Joe Hill wrote that "if a person can put a few cold, common sense facts into a song, and dress them up in a cloak of humor to take the dryness off of them, he will succeed in reaching a great number of workers who are too unintelligent or too indifferent to read a pamphlet or an editorial on economic science." He was right: Ralph Chaplin reported that "Joe Hill could stop traffic on busy skid row street corners singing [his] hilarious songs"; strikers died at the hands of brutal strikebreakers singing his rousing lyrics.

From the perspective of the "bosses," such an effective voice had to be silenced. One night in Salt Lake City, Joe Hill was shot by his girlfriend's ex-boyfriend. This injury was used to connect him to a murder that had taken place nearby, even though a known serial killer was apprehended nearby (and soon set free). Thus, Joe Hill went before the firing squad on November 19th, 1915.

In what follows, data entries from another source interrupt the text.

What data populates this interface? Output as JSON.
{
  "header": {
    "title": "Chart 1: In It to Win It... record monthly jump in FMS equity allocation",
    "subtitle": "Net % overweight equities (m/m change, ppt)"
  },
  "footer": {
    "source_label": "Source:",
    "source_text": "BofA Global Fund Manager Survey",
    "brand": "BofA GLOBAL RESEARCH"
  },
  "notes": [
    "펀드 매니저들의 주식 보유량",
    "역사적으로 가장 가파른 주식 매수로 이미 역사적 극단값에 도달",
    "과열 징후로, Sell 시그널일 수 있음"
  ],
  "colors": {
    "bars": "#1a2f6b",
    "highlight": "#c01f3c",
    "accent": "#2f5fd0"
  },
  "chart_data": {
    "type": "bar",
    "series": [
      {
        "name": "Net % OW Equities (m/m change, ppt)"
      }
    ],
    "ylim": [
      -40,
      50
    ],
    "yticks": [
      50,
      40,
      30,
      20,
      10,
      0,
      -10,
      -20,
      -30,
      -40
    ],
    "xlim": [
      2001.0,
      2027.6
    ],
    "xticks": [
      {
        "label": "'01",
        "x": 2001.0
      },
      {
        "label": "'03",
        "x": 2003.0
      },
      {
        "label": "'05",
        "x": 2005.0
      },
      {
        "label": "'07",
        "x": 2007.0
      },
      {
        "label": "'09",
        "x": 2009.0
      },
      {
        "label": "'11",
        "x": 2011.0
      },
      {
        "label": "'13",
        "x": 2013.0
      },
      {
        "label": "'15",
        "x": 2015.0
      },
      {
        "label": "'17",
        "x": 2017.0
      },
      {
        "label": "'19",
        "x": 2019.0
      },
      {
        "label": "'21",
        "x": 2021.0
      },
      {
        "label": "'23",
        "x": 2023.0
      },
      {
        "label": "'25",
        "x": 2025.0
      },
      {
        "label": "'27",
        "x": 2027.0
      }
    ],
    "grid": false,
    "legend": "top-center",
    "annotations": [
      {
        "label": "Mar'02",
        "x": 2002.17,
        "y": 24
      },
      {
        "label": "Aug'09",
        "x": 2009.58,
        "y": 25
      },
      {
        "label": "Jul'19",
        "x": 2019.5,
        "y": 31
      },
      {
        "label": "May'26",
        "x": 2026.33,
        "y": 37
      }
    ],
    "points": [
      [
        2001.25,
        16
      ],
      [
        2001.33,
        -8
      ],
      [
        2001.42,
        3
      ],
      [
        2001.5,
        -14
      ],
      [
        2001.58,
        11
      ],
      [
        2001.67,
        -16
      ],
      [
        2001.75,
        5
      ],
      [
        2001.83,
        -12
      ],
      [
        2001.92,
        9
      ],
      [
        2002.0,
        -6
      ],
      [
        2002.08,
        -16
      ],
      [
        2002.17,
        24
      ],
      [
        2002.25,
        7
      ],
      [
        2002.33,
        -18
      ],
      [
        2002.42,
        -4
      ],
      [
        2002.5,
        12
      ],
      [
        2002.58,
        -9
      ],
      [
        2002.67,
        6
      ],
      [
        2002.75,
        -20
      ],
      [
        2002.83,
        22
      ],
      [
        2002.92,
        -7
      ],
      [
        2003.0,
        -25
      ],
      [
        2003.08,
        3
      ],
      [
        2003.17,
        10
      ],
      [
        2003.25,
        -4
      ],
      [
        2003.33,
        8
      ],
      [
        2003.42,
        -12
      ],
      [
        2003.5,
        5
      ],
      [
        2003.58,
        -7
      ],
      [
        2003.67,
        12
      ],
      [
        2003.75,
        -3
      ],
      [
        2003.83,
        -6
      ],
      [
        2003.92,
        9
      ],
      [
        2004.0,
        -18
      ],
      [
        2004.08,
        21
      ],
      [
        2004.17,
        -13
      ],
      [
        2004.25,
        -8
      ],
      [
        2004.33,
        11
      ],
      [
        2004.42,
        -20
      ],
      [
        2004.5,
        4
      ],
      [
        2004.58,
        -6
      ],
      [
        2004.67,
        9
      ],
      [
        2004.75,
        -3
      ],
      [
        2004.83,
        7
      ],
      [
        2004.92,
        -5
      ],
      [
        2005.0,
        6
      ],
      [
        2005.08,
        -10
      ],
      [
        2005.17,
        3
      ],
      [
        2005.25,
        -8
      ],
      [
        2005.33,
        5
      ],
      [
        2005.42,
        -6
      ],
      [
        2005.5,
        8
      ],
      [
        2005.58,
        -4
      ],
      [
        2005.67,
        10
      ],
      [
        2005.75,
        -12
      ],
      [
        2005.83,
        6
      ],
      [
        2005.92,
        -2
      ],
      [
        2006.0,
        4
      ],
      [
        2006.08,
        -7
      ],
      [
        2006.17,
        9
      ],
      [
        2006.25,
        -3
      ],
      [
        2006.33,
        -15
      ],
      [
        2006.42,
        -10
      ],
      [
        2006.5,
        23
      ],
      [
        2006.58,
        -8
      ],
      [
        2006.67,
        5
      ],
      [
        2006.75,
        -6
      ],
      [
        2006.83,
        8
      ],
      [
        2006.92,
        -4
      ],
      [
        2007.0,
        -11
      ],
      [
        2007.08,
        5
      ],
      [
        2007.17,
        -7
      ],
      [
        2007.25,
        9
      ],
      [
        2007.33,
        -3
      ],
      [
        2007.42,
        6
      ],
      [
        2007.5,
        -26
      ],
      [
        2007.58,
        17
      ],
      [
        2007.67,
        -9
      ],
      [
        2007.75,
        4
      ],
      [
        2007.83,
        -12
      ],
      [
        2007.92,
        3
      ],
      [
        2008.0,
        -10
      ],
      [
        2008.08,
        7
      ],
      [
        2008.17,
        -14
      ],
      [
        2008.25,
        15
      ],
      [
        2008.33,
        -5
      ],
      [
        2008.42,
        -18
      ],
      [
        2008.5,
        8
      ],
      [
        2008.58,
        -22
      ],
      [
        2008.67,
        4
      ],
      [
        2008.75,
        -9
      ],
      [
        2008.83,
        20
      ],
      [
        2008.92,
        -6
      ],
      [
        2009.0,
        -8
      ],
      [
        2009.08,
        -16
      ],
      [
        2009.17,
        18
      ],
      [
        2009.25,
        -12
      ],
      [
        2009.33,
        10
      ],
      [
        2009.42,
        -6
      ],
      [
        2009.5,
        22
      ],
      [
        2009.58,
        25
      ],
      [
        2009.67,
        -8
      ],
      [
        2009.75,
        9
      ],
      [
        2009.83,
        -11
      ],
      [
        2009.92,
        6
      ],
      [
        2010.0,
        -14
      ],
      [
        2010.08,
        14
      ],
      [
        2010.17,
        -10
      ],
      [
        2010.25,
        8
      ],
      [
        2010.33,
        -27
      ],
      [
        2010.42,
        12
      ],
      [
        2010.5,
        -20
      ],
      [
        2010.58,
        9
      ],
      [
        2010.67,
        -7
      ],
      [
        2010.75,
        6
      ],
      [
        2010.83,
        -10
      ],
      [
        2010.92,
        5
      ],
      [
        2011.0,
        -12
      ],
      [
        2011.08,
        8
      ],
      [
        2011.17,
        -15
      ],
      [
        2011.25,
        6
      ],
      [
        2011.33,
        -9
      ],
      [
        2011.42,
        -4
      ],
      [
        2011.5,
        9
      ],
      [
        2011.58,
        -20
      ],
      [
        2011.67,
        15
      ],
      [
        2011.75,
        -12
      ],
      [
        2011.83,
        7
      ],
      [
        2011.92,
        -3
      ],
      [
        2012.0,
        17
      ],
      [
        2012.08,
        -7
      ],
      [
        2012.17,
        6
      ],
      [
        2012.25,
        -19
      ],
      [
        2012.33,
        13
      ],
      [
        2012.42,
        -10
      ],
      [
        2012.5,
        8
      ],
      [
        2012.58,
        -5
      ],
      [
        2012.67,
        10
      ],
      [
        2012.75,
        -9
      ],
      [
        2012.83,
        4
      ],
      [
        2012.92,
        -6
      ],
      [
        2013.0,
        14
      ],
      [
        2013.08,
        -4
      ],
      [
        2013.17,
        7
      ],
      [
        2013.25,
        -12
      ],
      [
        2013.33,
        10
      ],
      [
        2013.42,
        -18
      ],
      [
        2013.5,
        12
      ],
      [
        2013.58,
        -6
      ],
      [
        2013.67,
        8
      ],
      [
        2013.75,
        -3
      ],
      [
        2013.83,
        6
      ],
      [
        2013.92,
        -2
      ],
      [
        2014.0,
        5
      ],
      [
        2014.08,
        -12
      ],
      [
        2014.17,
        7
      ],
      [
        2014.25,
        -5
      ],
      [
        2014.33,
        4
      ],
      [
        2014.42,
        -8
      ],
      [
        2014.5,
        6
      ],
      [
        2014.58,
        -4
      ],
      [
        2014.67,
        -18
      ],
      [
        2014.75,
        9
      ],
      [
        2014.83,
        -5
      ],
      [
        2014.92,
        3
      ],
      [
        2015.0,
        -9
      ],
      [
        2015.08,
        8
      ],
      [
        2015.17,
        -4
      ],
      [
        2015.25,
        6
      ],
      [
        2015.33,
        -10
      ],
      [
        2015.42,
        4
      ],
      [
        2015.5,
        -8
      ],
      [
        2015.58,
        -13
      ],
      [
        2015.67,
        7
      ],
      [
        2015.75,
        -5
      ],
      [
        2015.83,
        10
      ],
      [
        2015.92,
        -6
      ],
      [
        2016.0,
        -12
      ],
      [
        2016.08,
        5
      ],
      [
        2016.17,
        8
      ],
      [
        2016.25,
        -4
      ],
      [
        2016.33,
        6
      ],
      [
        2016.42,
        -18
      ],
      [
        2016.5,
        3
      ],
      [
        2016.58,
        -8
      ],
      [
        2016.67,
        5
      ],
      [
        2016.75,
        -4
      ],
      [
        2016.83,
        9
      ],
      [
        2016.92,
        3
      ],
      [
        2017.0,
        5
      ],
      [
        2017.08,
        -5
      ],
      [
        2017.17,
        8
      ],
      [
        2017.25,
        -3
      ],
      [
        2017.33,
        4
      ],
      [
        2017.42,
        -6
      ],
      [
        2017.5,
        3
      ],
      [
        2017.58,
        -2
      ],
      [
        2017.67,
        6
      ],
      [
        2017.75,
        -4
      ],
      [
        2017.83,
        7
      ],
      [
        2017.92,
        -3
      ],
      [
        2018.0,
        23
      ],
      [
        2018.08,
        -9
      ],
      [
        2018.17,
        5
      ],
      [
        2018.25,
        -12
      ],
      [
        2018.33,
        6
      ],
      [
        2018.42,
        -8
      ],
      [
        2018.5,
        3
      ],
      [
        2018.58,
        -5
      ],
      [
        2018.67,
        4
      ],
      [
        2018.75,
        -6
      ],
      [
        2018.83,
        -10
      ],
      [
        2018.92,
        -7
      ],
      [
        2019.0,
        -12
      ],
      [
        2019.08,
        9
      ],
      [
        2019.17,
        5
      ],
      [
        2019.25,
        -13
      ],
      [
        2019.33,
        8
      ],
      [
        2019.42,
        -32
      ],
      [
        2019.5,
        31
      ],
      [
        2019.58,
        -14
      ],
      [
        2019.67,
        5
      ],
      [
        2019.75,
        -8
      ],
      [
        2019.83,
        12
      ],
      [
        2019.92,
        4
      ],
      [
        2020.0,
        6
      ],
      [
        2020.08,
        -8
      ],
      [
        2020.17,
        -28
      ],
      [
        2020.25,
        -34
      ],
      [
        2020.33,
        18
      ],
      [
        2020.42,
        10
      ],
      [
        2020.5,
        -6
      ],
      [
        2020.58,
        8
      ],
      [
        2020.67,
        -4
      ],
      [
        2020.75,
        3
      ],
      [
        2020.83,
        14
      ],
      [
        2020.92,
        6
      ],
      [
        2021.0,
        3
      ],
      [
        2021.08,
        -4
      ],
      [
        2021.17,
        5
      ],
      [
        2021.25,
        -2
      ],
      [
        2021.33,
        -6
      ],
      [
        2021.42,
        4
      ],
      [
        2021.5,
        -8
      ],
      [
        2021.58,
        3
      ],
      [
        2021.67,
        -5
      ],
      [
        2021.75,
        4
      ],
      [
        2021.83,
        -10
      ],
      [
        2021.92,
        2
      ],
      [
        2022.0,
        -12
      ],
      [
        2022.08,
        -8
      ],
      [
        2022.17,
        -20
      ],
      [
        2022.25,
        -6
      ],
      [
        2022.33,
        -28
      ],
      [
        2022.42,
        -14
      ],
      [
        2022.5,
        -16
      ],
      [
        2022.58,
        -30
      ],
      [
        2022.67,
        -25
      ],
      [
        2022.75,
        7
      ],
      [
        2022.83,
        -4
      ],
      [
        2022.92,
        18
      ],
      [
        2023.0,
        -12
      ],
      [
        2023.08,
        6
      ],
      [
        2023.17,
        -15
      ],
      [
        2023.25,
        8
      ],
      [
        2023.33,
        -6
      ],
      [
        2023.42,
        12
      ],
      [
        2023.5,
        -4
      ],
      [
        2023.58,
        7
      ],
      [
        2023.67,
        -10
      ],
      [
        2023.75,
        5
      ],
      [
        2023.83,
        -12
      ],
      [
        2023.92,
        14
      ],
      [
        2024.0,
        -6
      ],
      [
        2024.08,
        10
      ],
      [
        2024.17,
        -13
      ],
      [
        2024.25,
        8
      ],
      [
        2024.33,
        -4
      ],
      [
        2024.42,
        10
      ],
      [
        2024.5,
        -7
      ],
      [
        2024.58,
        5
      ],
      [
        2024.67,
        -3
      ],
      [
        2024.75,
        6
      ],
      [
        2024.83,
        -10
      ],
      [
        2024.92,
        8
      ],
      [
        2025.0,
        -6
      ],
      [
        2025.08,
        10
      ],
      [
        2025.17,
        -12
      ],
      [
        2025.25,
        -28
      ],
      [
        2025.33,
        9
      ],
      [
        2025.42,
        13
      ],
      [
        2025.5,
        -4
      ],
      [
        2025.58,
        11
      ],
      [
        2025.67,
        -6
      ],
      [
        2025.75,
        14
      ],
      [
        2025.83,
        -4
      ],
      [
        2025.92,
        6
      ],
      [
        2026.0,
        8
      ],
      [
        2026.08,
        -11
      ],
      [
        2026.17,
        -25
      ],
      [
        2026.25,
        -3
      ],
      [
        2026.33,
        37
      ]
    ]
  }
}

This strategy did not turn out as expected. Hill himself came to embody the cause he had lived and died for. Alfred Hayes and Earl Robinson wrote a song, officially titled "Joe Hill" but more often referred to as "I Dreamed I Saw Joe Hill Last Night," in which an apparition of the slain singer declares that it "takes more than guns to kill a man/I didn't die," concluding, "Where workers strike and organize/It's there you'll find Joe Hill." This song became a favorite of folk legends Pete Seeger, Paul Robeson, Joan Baez and Bruce Springsteen, and has helped keep Joe Hill's memory alive.

Paul Robeson's version of the "Joe Hill" song declares, "The copper bosses killed you, Joe." To this day, their successors continue to kill both people and the planet alike. This is evident in the trial of Don Blankenship, the CEO of an energy company whose Upper Big Branch Mine, located in West Virginia, exploded five years ago, killing 29 miners. He is a living example of Joe Hill's description of the "greedy master class," who "live by robbing the ever-toiling mass/Human blood they spill to satisfy their greed." The environmental impacts of his company's practices on the region have been similarly devastating. Jurors are currently deliberating whether to hold him accountable for his company's heinous neglect.

This instance, as well as thousands of similar cases worldwide, demonstrate the importance of our remembering Joe Hill's message. The industrial interests he campaigned against still threaten the lives of workers and the survival of the planet. Mines, factories, agricultural corporations, so-called "development projects" and other manifestations of this mindset exploit labor while leeching toxins into the environment and ruining irreplaceable ecosystems. When companies prioritize profits above all else, everything suffers. Thus, we must "do our share, lend a hand" to end this terrible system. As Joe Hill said just before his death, "Don't mourn -- organize!"